Há séculos, quando o homem perdeu as suas características nômades tornando-se um sedentário plantador e criador de animais para a sua subsistência, houve a necessidade de guardiões dos seus bens contra outros animais e ladrões. Esperto, como sempre, o homem começou a olhar com outros olhos, os lobos e os ancestrais dos canídeos que o acompanhavam em suas andanças na expectativa dos restos das caças que o alimentava e vestia. As tentativas de domesticação do lobo foram infrutíferas e os belos lupinos continuam, até hoje, a ter a liberdade que o homem perdeu com o sedentarismo. A domesticação dos canídeos foi um sucesso. Com a evolução do tempo alguns canídeos desenvolveram, naturalmente de início e sob um controle de criação muito tosco e prático posteriormente, comportamentos e fenótipos adequados para as duas atividades mais importantes para o homem primitivo: a caça e a guarda dos rebanhos de ovelhas.

Na região onde é hoje a Alemanha, foram desenvolvidas raças de cães pastores adaptadas ao clima e acidentes geográficos de cada região. Claro que os pastores, durante os seus encontros festivos e comerciais, jactavam-se das qualidades dos seus cães no trabalho. Proprietários levavam suas fêmeas para serem cobertas pelos machos mais famosos e, da ninhada, separavam os mais parecidos fenotipicamente com o pai. Trocavam exemplares com outros grupos de pastores e mantinham registros de criação, vamos dizer, informais. Mas, num processo de seleção determinado pelas necessidades, foram chegando a animais com comportamento e fenótipo cada vez mais eficientes para as atividades pastoreiras. Dois criadores de visão se destacaram nesta época: o capitão Rielchelmann-Dunau e o Conde Von Hanh, fundadores do então Philax Clube. Esta entidade, no entanto teve pouca duração.
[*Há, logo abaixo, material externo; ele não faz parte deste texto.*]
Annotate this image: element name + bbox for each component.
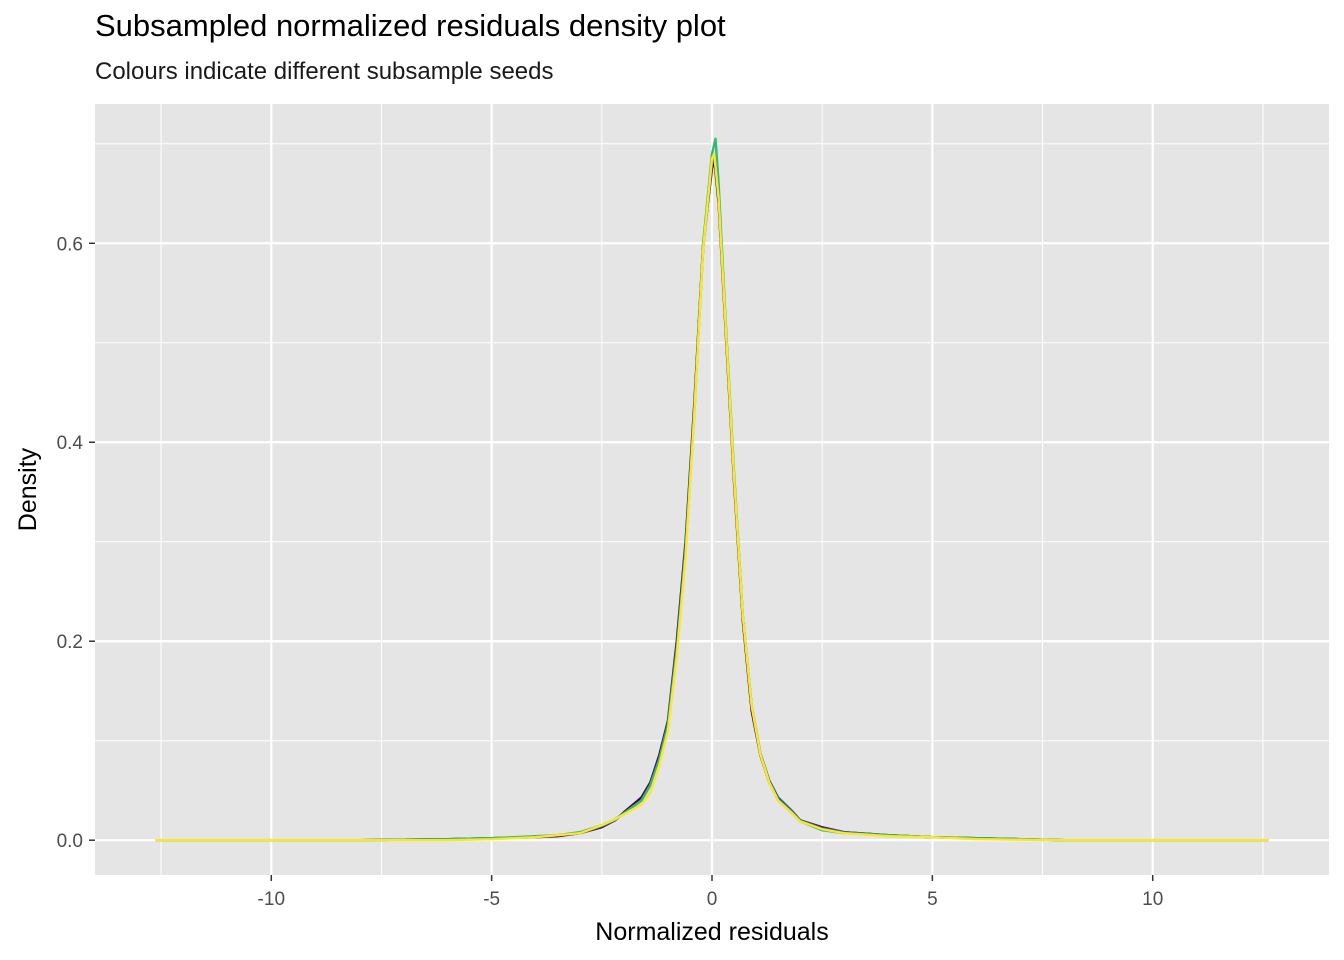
x-tick-label: 0	[707, 889, 718, 910]
y-tick-label: 0.0	[57, 831, 83, 852]
density-series	[155, 137, 1269, 842]
x-axis-ticks: -10 -5 0 5 10	[258, 875, 1163, 910]
x-tick-label: 10	[1142, 889, 1163, 910]
x-axis-title: Normalized residuals	[595, 918, 828, 946]
y-axis-title: Density	[14, 447, 42, 531]
x-tick-label: -10	[258, 889, 285, 910]
y-tick-label: 0.2	[57, 632, 83, 653]
x-tick-label: -5	[483, 889, 500, 910]
y-tick-label: 0.6	[57, 234, 83, 255]
density-line-4	[155, 152, 1269, 842]
y-axis-ticks: 0.0 0.2 0.4 0.6	[57, 234, 95, 852]
x-tick-label: 5	[927, 889, 938, 910]
chart-subtitle: Colours indicate different subsample see…	[95, 58, 554, 85]
chart-title: Subsampled normalized residuals density …	[95, 8, 726, 43]
y-tick-label: 0.4	[57, 433, 84, 454]
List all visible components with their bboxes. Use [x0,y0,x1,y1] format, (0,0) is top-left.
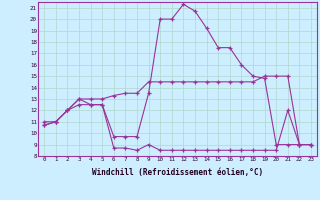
X-axis label: Windchill (Refroidissement éolien,°C): Windchill (Refroidissement éolien,°C) [92,168,263,177]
Quando Stephanitz surgiu no cenário existiam 3 tipos bem definidos de cães pastores na região da Alemanha. Todos muito inteligentes, atentos, rústicos e excelentes andadores. Além da excelência para o trabalho os tipos eram adaptados para as condições climáticas e geográficas das regiões em que viviam. Os cães das regiões mais planas do norte eram menores, mais ágeis e trotadores de excelentes passadas, qualidades muito propícias para acompanharem a movimentação mais rápida e com coberturas de distâncias maiores dos rebanhos de ovelhas. No sul, região do Württenberg, terras acidentadas determinadas pelo derramamento dos Alpes, os cães pastores eram mais compactos, pesadões e com grande vigor físico, aptos a acompanharem os rebanhos colinas acima ou abaixo na busca das forrageiras. No centro da Alemanha, na Francônia, um dos cinco ducados medievais, nas terras da atual Baviera e com centro vital na cidade de Würzburg, combinação das duas geografias anteriores, os cães, peludos, eram uma mescla dos outros dois tipos. Não havia muita preocupação com a pelagem dos animais, havendo cães de pêlo longo e pêlo curto, as cores eram muito variáveis, desde o branco até o preto, misturas de cores num mesmo animal e, vejam só, até animais com colorações semelhantes às hoje mais aceitas.

Nos anos finais do Século XIX, Stephanitz, com idéia de colocar os cães pastores da Alemanha dentro de um só padrão, com  tempo disponível por estar nos seus últimos anos de caserna,  determinação e disciplina próprias dos militares e, não poderia deixar de ser, o amor pelo trabalho executado pelos cães, percorria, com vários amigos, as diversas regiões pastoreiras. Aumentava os seus conhecimentos sobre os tipos de cães mais usados. Sabia da existência de cães resultantes dos cruzamentos dos três tipos predominantes e, com olhos atentos, procurava um cão base para o início do seu sonho. Interessante. Diferentemente dos amantes e estudiosos de cães que buscavam o resgate de algumas raças em vias de desaparecimento, como o Mastim Napolitano,  procurando raros  exemplares característicos das mesmas, Stephanitz, ao contrário, buscava um ou vários exemplares representativos da média de 3 tipos de cães existentes em números apreciáveis. Não buscava resgatar uma raça já bem definida e sim o somatório positivo de raças existentes.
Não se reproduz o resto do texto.